Fałszywe ,,ja" nie zna prawdziwej miłości

Treść

Tak małe wymagania, jakie nam Bóg stawia, okazują się jednak niezmiernie trudne, bo w nas musi się dokonać to samo, co dokonało się w życiu Jezusa. W taki sam sposób musi dokonać się zwycięstwo, co oznacza praktycznie śmierć naszego pysznego „ja”…

1 Niedziela Wielkiego Postu
Rdz 9,8–15; 1 P 3,18–22; Mk 1,12–15

Czas się wypełnił i bliskie jest królestwo Boże. Nawracajcie się i wierzcie w Ewangelię (Mk 1,15).

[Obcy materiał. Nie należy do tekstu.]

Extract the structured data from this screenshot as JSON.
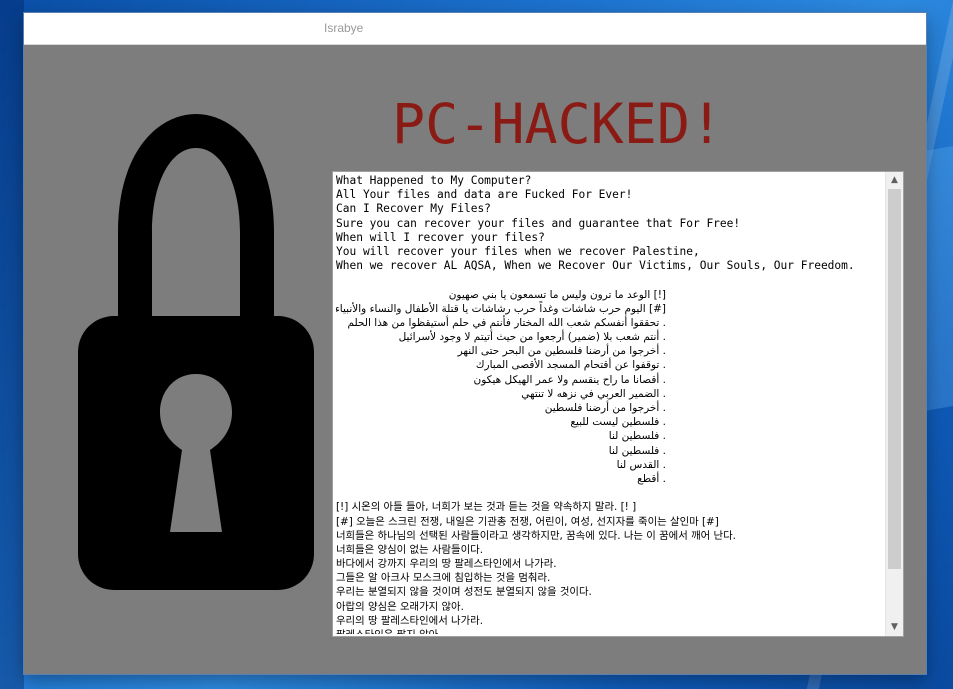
{
  "window": {
    "title": "Israbye"
  },
  "headline": "PC-HACKED!",
  "icons": {
    "lock": "padlock-icon",
    "scroll_up": "chevron-up-icon",
    "scroll_down": "chevron-down-icon"
  },
  "colors": {
    "headline": "#8a1a14",
    "window_bg": "#7d7d7d"
  },
  "ransom_note": {
    "english": [
      "What Happened to My Computer?",
      "All Your files and data are Fucked For Ever!",
      "Can I Recover My Files?",
      "Sure you can recover your files and guarantee that For Free!",
      "When will I recover your files?",
      "You will recover your files when we recover Palestine,",
      "When we recover AL AQSA, When we Recover Our Victims, Our Souls, Our Freedom."
    ],
    "arabic": [
      "[!] الوعد ما ترون وليس ما تسمعون يا بني صهيون",
      "[#] اليوم حرب شاشات وغداً حرب رشاشات يا قتلة الأطفال والنساء والأنبياء",
      ". تحققوا أنفسكم شعب الله المختار فأنتم في حلم أستيقظوا من هذا الحلم",
      ". أنتم شعب بلا (ضمير) أرجعوا من حيث أتيتم لا وجود لأسرائيل",
      ". أخرجوا من أرضنا فلسطين من البحر حتى النهر",
      ". توقفوا عن أقتحام المسجد الأقصى المبارك",
      ". أقصانا ما راح ينقسم ولا عمر الهيكل هيكون",
      ". الضمير العربي في نزهه لا تنتهي",
      ". أخرجوا من أرضنا فلسطين",
      ". فلسطين ليست للبيع",
      ". فلسطين لنا",
      ". فلسطين لنا",
      ". القدس لنا",
      ". أقطع"
    ],
    "korean": [
      "[!] 시온의 아들 들아, 너희가 보는 것과 듣는 것을 약속하지 말라. [! ]",
      "[#] 오늘은 스크린 전쟁, 내일은 기관총 전쟁, 어린이, 여성, 선지자를 죽이는 살인마 [#]",
      "너희들은 하나님의 선택된 사람들이라고 생각하지만, 꿈속에 있다. 나는 이 꿈에서 깨어 난다.",
      "너희들은 양심이 없는 사람들이다.",
      "바다에서 강까지 우리의 땅 팔레스타인에서 나가라.",
      "그들은 알 아크사 모스크에 침입하는 것을 멈춰라.",
      "우리는 분열되지 않을 것이며 성전도 분열되지 않을 것이다.",
      "아랍의 양심은 오래가지 않아.",
      "우리의 땅 팔레스타인에서 나가라.",
      "팔레스타인은 팔지 않아."
    ]
  }
}
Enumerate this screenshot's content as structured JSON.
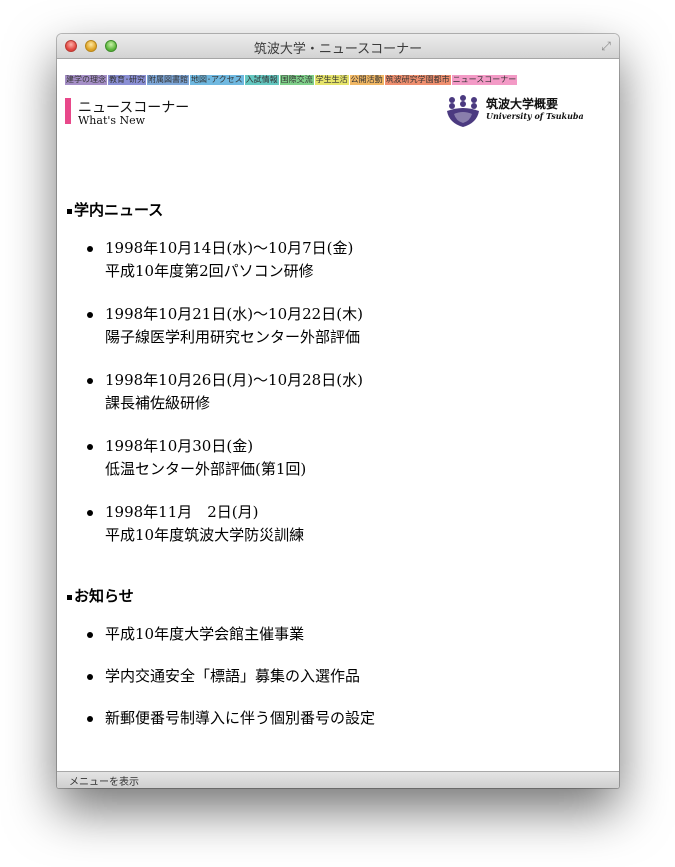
{
  "window": {
    "title": "筑波大学・ニュースコーナー"
  },
  "nav": [
    {
      "label": "建学の理念",
      "color": "#a58fc7"
    },
    {
      "label": "教育･研究",
      "color": "#8a8fd4"
    },
    {
      "label": "附属図書館",
      "color": "#7ea7d8"
    },
    {
      "label": "地図･アクセス",
      "color": "#6fb8e0"
    },
    {
      "label": "入試情報",
      "color": "#64c7c0"
    },
    {
      "label": "国際交流",
      "color": "#7fd08a"
    },
    {
      "label": "学生生活",
      "color": "#e6e46a"
    },
    {
      "label": "公開活動",
      "color": "#f0b764"
    },
    {
      "label": "筑波研究学園都市",
      "color": "#ef8f6f"
    },
    {
      "label": "ニュースコーナー",
      "color": "#f39ac6"
    }
  ],
  "header": {
    "title": "ニュースコーナー",
    "subtitle": "What's New",
    "accent": "#e8488a"
  },
  "logo": {
    "name": "筑波大学概要",
    "sub": "University of Tsukuba"
  },
  "sections": {
    "campus_news": {
      "heading": "学内ニュース",
      "items": [
        {
          "date": "1998年10月14日(水)〜10月7日(金)",
          "title": "平成10年度第2回パソコン研修"
        },
        {
          "date": "1998年10月21日(水)〜10月22日(木)",
          "title": "陽子線医学利用研究センター外部評価"
        },
        {
          "date": "1998年10月26日(月)〜10月28日(水)",
          "title": "課長補佐級研修"
        },
        {
          "date": "1998年10月30日(金)",
          "title": "低温センター外部評価(第1回)"
        },
        {
          "date": "1998年11月　2日(月)",
          "title": "平成10年度筑波大学防災訓練"
        }
      ]
    },
    "notices": {
      "heading": "お知らせ",
      "items": [
        {
          "title": "平成10年度大学会館主催事業"
        },
        {
          "title": "学内交通安全「標語」募集の入選作品"
        },
        {
          "title": "新郵便番号制導入に伴う個別番号の設定"
        }
      ]
    }
  },
  "statusbar": {
    "text": "メニューを表示"
  }
}
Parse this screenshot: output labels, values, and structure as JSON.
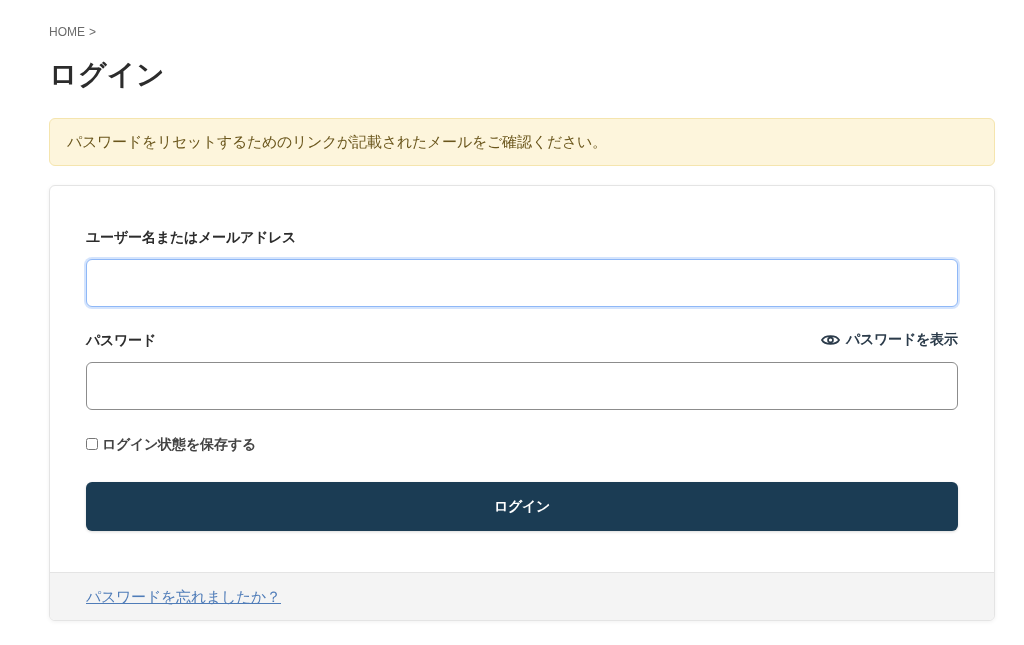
{
  "breadcrumb": {
    "label": "HOME",
    "separator": ">"
  },
  "title": "ログイン",
  "notice": "パスワードをリセットするためのリンクが記載されたメールをご確認ください。",
  "form": {
    "fields": [
      {
        "label": "ユーザー名またはメールアドレス",
        "focused": true
      },
      {
        "label": "パスワード",
        "focused": false,
        "toggle": {
          "label": "パスワードを表示"
        }
      }
    ],
    "remember": {
      "label": "ログイン状態を保存する",
      "checked": false
    },
    "submit": "ログイン"
  },
  "footer": {
    "link": "パスワードを忘れましたか？"
  }
}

Pierwsze słowa Pana Jezusa, wypowiedziane w Ewangelii według św. Marka, streszczają cały sens Jego przesłania. Oto zbliża się królestwo Boże, nowa rzeczywistość, inna od dotychczasowej, królestwo sprawiedliwości i pełni życia. Aby do niego wejść, trzeba się nawrócić, to znaczy zmienić swoje dotychczasowe nastawienie, sposób patrzenia na świat. Przesłanie to brzmi nieco dziwne, a nawet śmieszne dla ludzi, którzy całkowicie żyją jedynie doczesnością. Po co, w imię czego mamy się nawracać?! Troska o nawrócenie przypomina szaleństwo Noego, który na suchej ziemi budował arkę, czyli statek, który miał pływać po morzu. To dla ludzi z zewnątrz jakiś bezsens. Podobnie jest dzisiaj, pozornie na świecie nic się nie specjalnego dzieje. Żadne gromy nie spadają na ludzi bezbożnych, oszustów, kombinatorów… Wręcz przeciwnie, wydaje się, że się im bardzo dobrze powodzi. Po co się zatem przejmować Bożym wezwaniem do nawrócenia i posłuszeństwa przykazaniu miłości bliźniego, a tym bardziej miłości nieprzyjaciela?!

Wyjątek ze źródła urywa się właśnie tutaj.